Part of the problem is that Facebook’s irritatingly quantifiable. Chief Marketing Officers and their subordinates can hang their targets on tangible numbers – more fans, beat our competitors, more likes than last year etc. etc. This is data they can see daily, it’s not something they need to commission research for or wait until the next quarter. He or she can log-in at home or in the office and beat their agency with a stick as the numbers rise and fall in real-time. Trouble is, the acquisition of these fans costs money (c. £10 per fan in marketing spend some say), even more when you’re honest and realise that something like 1/10 fans is likely to be a truly engaged one.
It’s because of these superfans that I’m reluctant to call bullshit on the whole Facebook thing. It’s still important to (ahem) fish where the fish are. There are plenty of us swimming about in the big blue sea, but just trying to get loads of us into your net and assuming we’ll all eat your taco… (this isn’t working is it?)

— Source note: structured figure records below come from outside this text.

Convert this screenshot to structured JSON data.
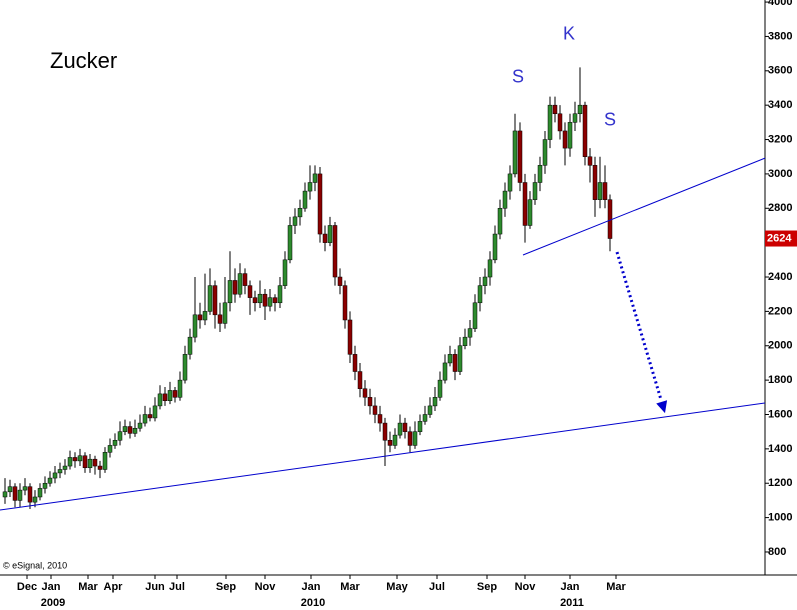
{
  "chart_data": {
    "type": "candlestick",
    "title": "Zucker",
    "watermark": "© eSignal, 2010",
    "last_price": 2624,
    "up_color": "#2e8b2e",
    "down_color": "#8b0000",
    "line_color": "#0000cc",
    "last_price_color": "#cc0000",
    "xlim": [
      -1,
      152
    ],
    "ylim": [
      666,
      4012
    ],
    "yticks": [
      800,
      1000,
      1200,
      1400,
      1600,
      1800,
      2000,
      2200,
      2400,
      2600,
      2800,
      3000,
      3200,
      3400,
      3600,
      3800,
      4000
    ],
    "xticks": [
      {
        "value": 4.4,
        "label": "Dec"
      },
      {
        "value": 9.2,
        "label": "Jan"
      },
      {
        "value": 16.6,
        "label": "Mar"
      },
      {
        "value": 21.6,
        "label": "Apr"
      },
      {
        "value": 30,
        "label": "Jun"
      },
      {
        "value": 34.4,
        "label": "Jul"
      },
      {
        "value": 44.2,
        "label": "Sep"
      },
      {
        "value": 52,
        "label": "Nov"
      },
      {
        "value": 61.2,
        "label": "Jan"
      },
      {
        "value": 69,
        "label": "Mar"
      },
      {
        "value": 78.4,
        "label": "May"
      },
      {
        "value": 86.4,
        "label": "Jul"
      },
      {
        "value": 96.4,
        "label": "Sep"
      },
      {
        "value": 104,
        "label": "Nov"
      },
      {
        "value": 113,
        "label": "Jan"
      },
      {
        "value": 122.2,
        "label": "Mar"
      }
    ],
    "year_labels": [
      {
        "value": 9.6,
        "label": "2009"
      },
      {
        "value": 61.6,
        "label": "2010"
      },
      {
        "value": 113.4,
        "label": "2011"
      }
    ],
    "annotations": [
      {
        "text": "S",
        "x": 102.6,
        "y": 3560
      },
      {
        "text": "K",
        "x": 112.8,
        "y": 3810
      },
      {
        "text": "S",
        "x": 121,
        "y": 3310
      }
    ],
    "trendlines": [
      {
        "x": [
          -1,
          152
        ],
        "y": [
          1044,
          1667
        ]
      },
      {
        "x": [
          103.6,
          152
        ],
        "y": [
          2528,
          3092
        ]
      }
    ],
    "arrow": {
      "x": [
        122.4,
        132
      ],
      "y": [
        2545,
        1608
      ]
    },
    "candles": [
      [
        1120,
        1230,
        1080,
        1150
      ],
      [
        1150,
        1220,
        1120,
        1180
      ],
      [
        1180,
        1200,
        1060,
        1100
      ],
      [
        1100,
        1200,
        1060,
        1160
      ],
      [
        1160,
        1230,
        1130,
        1180
      ],
      [
        1180,
        1200,
        1050,
        1090
      ],
      [
        1090,
        1160,
        1060,
        1120
      ],
      [
        1120,
        1200,
        1100,
        1170
      ],
      [
        1170,
        1240,
        1140,
        1200
      ],
      [
        1200,
        1270,
        1180,
        1230
      ],
      [
        1230,
        1300,
        1200,
        1260
      ],
      [
        1260,
        1320,
        1230,
        1280
      ],
      [
        1280,
        1340,
        1250,
        1300
      ],
      [
        1300,
        1390,
        1280,
        1350
      ],
      [
        1350,
        1380,
        1290,
        1330
      ],
      [
        1330,
        1400,
        1300,
        1360
      ],
      [
        1360,
        1380,
        1260,
        1290
      ],
      [
        1290,
        1370,
        1260,
        1340
      ],
      [
        1340,
        1360,
        1250,
        1300
      ],
      [
        1300,
        1330,
        1230,
        1280
      ],
      [
        1280,
        1410,
        1260,
        1380
      ],
      [
        1380,
        1460,
        1350,
        1420
      ],
      [
        1420,
        1490,
        1400,
        1450
      ],
      [
        1450,
        1560,
        1420,
        1500
      ],
      [
        1500,
        1570,
        1480,
        1530
      ],
      [
        1530,
        1560,
        1460,
        1490
      ],
      [
        1490,
        1570,
        1470,
        1520
      ],
      [
        1520,
        1600,
        1500,
        1550
      ],
      [
        1550,
        1650,
        1530,
        1600
      ],
      [
        1600,
        1640,
        1560,
        1580
      ],
      [
        1580,
        1700,
        1560,
        1650
      ],
      [
        1650,
        1770,
        1630,
        1720
      ],
      [
        1720,
        1760,
        1650,
        1680
      ],
      [
        1680,
        1790,
        1660,
        1740
      ],
      [
        1740,
        1760,
        1670,
        1700
      ],
      [
        1700,
        1850,
        1680,
        1800
      ],
      [
        1800,
        2000,
        1780,
        1950
      ],
      [
        1950,
        2100,
        1920,
        2050
      ],
      [
        2050,
        2400,
        2020,
        2180
      ],
      [
        2180,
        2250,
        2100,
        2150
      ],
      [
        2150,
        2420,
        2120,
        2200
      ],
      [
        2200,
        2450,
        2180,
        2350
      ],
      [
        2350,
        2380,
        2100,
        2180
      ],
      [
        2180,
        2250,
        2080,
        2130
      ],
      [
        2130,
        2400,
        2100,
        2250
      ],
      [
        2250,
        2550,
        2200,
        2380
      ],
      [
        2380,
        2450,
        2250,
        2300
      ],
      [
        2300,
        2480,
        2280,
        2420
      ],
      [
        2420,
        2450,
        2300,
        2350
      ],
      [
        2350,
        2380,
        2180,
        2280
      ],
      [
        2280,
        2320,
        2200,
        2250
      ],
      [
        2250,
        2380,
        2220,
        2300
      ],
      [
        2300,
        2330,
        2150,
        2230
      ],
      [
        2230,
        2330,
        2200,
        2280
      ],
      [
        2280,
        2300,
        2200,
        2250
      ],
      [
        2250,
        2400,
        2220,
        2350
      ],
      [
        2350,
        2550,
        2330,
        2500
      ],
      [
        2500,
        2750,
        2480,
        2700
      ],
      [
        2700,
        2800,
        2650,
        2750
      ],
      [
        2750,
        2850,
        2700,
        2800
      ],
      [
        2800,
        2950,
        2780,
        2900
      ],
      [
        2900,
        3050,
        2850,
        2950
      ],
      [
        2950,
        3050,
        2900,
        3000
      ],
      [
        3000,
        3040,
        2600,
        2650
      ],
      [
        2650,
        2700,
        2550,
        2600
      ],
      [
        2600,
        2750,
        2580,
        2700
      ],
      [
        2700,
        2720,
        2350,
        2400
      ],
      [
        2400,
        2450,
        2300,
        2350
      ],
      [
        2350,
        2380,
        2100,
        2150
      ],
      [
        2150,
        2200,
        1900,
        1950
      ],
      [
        1950,
        2000,
        1800,
        1850
      ],
      [
        1850,
        1900,
        1700,
        1750
      ],
      [
        1750,
        1800,
        1650,
        1700
      ],
      [
        1700,
        1750,
        1600,
        1650
      ],
      [
        1650,
        1700,
        1550,
        1600
      ],
      [
        1600,
        1650,
        1500,
        1550
      ],
      [
        1550,
        1580,
        1300,
        1450
      ],
      [
        1450,
        1500,
        1380,
        1420
      ],
      [
        1420,
        1520,
        1400,
        1480
      ],
      [
        1480,
        1600,
        1460,
        1550
      ],
      [
        1550,
        1580,
        1460,
        1500
      ],
      [
        1500,
        1530,
        1380,
        1420
      ],
      [
        1420,
        1560,
        1400,
        1500
      ],
      [
        1500,
        1600,
        1480,
        1560
      ],
      [
        1560,
        1650,
        1540,
        1600
      ],
      [
        1600,
        1700,
        1580,
        1650
      ],
      [
        1650,
        1760,
        1620,
        1700
      ],
      [
        1700,
        1850,
        1680,
        1800
      ],
      [
        1800,
        1950,
        1780,
        1900
      ],
      [
        1900,
        2000,
        1880,
        1950
      ],
      [
        1950,
        1980,
        1800,
        1850
      ],
      [
        1850,
        2050,
        1830,
        2000
      ],
      [
        2000,
        2100,
        1980,
        2050
      ],
      [
        2050,
        2150,
        2000,
        2100
      ],
      [
        2100,
        2300,
        2080,
        2250
      ],
      [
        2250,
        2400,
        2200,
        2350
      ],
      [
        2350,
        2450,
        2300,
        2400
      ],
      [
        2400,
        2550,
        2350,
        2500
      ],
      [
        2500,
        2700,
        2480,
        2650
      ],
      [
        2650,
        2850,
        2620,
        2800
      ],
      [
        2800,
        2950,
        2750,
        2900
      ],
      [
        2900,
        3050,
        2850,
        3000
      ],
      [
        3000,
        3350,
        2980,
        3250
      ],
      [
        3250,
        3300,
        2900,
        2950
      ],
      [
        2950,
        3000,
        2600,
        2700
      ],
      [
        2700,
        2900,
        2680,
        2850
      ],
      [
        2850,
        3000,
        2820,
        2950
      ],
      [
        2950,
        3100,
        2900,
        3050
      ],
      [
        3050,
        3250,
        3000,
        3200
      ],
      [
        3200,
        3450,
        3150,
        3400
      ],
      [
        3400,
        3450,
        3300,
        3350
      ],
      [
        3350,
        3400,
        3200,
        3250
      ],
      [
        3250,
        3300,
        3050,
        3150
      ],
      [
        3150,
        3350,
        3100,
        3300
      ],
      [
        3300,
        3420,
        3250,
        3350
      ],
      [
        3350,
        3620,
        3300,
        3400
      ],
      [
        3400,
        3420,
        3050,
        3100
      ],
      [
        3100,
        3150,
        2950,
        3050
      ],
      [
        3050,
        3100,
        2750,
        2850
      ],
      [
        2850,
        3100,
        2800,
        2950
      ],
      [
        2950,
        3050,
        2800,
        2850
      ],
      [
        2850,
        2880,
        2550,
        2624
      ]
    ]
  }
}
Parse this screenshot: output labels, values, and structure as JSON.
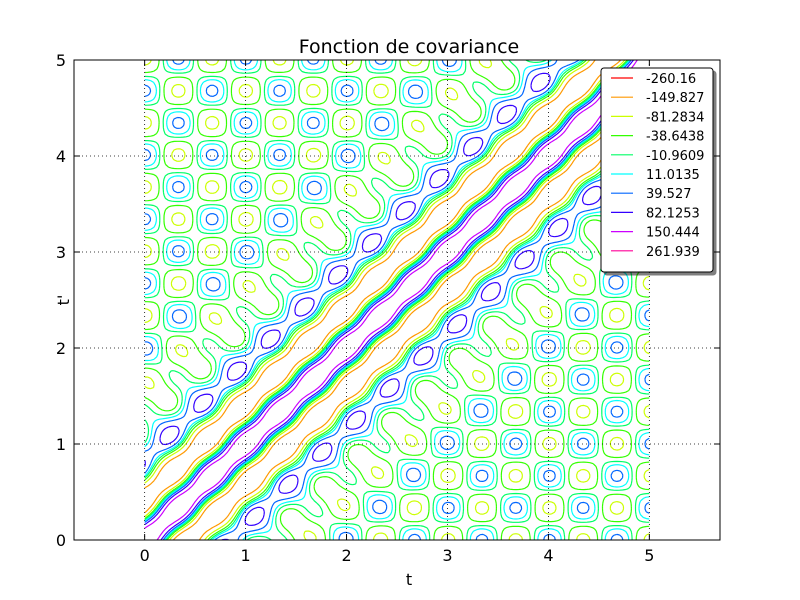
{
  "chart_data": {
    "type": "contour",
    "title": "Fonction de covariance",
    "xlabel": "t",
    "ylabel": "t'",
    "xlim": [
      -0.7,
      5.7
    ],
    "ylim": [
      0,
      5
    ],
    "data_x_range": [
      0,
      5
    ],
    "data_y_range": [
      0,
      5
    ],
    "x_ticks": [
      0,
      1,
      2,
      3,
      4,
      5
    ],
    "y_ticks": [
      0,
      1,
      2,
      3,
      4,
      5
    ],
    "x_tick_labels": [
      "0",
      "1",
      "2",
      "3",
      "4",
      "5"
    ],
    "y_tick_labels": [
      "0",
      "1",
      "2",
      "3",
      "4",
      "5"
    ],
    "grid": true,
    "legend_position": "top-right",
    "levels": [
      {
        "label": "-260.16",
        "value": -260.16,
        "color": "#ff0000"
      },
      {
        "label": "-149.827",
        "value": -149.827,
        "color": "#ff9900"
      },
      {
        "label": "-81.2834",
        "value": -81.2834,
        "color": "#ccff00"
      },
      {
        "label": "-38.6438",
        "value": -38.6438,
        "color": "#33ff00"
      },
      {
        "label": "-10.9609",
        "value": -10.9609,
        "color": "#00ff66"
      },
      {
        "label": "11.0135",
        "value": 11.0135,
        "color": "#00ffff"
      },
      {
        "label": "39.527",
        "value": 39.527,
        "color": "#0066ff"
      },
      {
        "label": "82.1253",
        "value": 82.1253,
        "color": "#3300ff"
      },
      {
        "label": "150.444",
        "value": 150.444,
        "color": "#cc00ff"
      },
      {
        "label": "261.939",
        "value": 261.939,
        "color": "#ff0099"
      }
    ]
  }
}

Let’s just teach some of this to our clients and make sure that proposals aren’t about numbers but are about genuine engagement, conversations that are acted upon and activities like voucher redemption are as free from friction as possible. Let’s not go around issuing desperate calls for people to share, let’s think instead about strong scarce engagement ideas for some brands and tactical offers in volume for others. I’m glad I’m surrounded by so many cynics, I just wish they’d wear better clothes.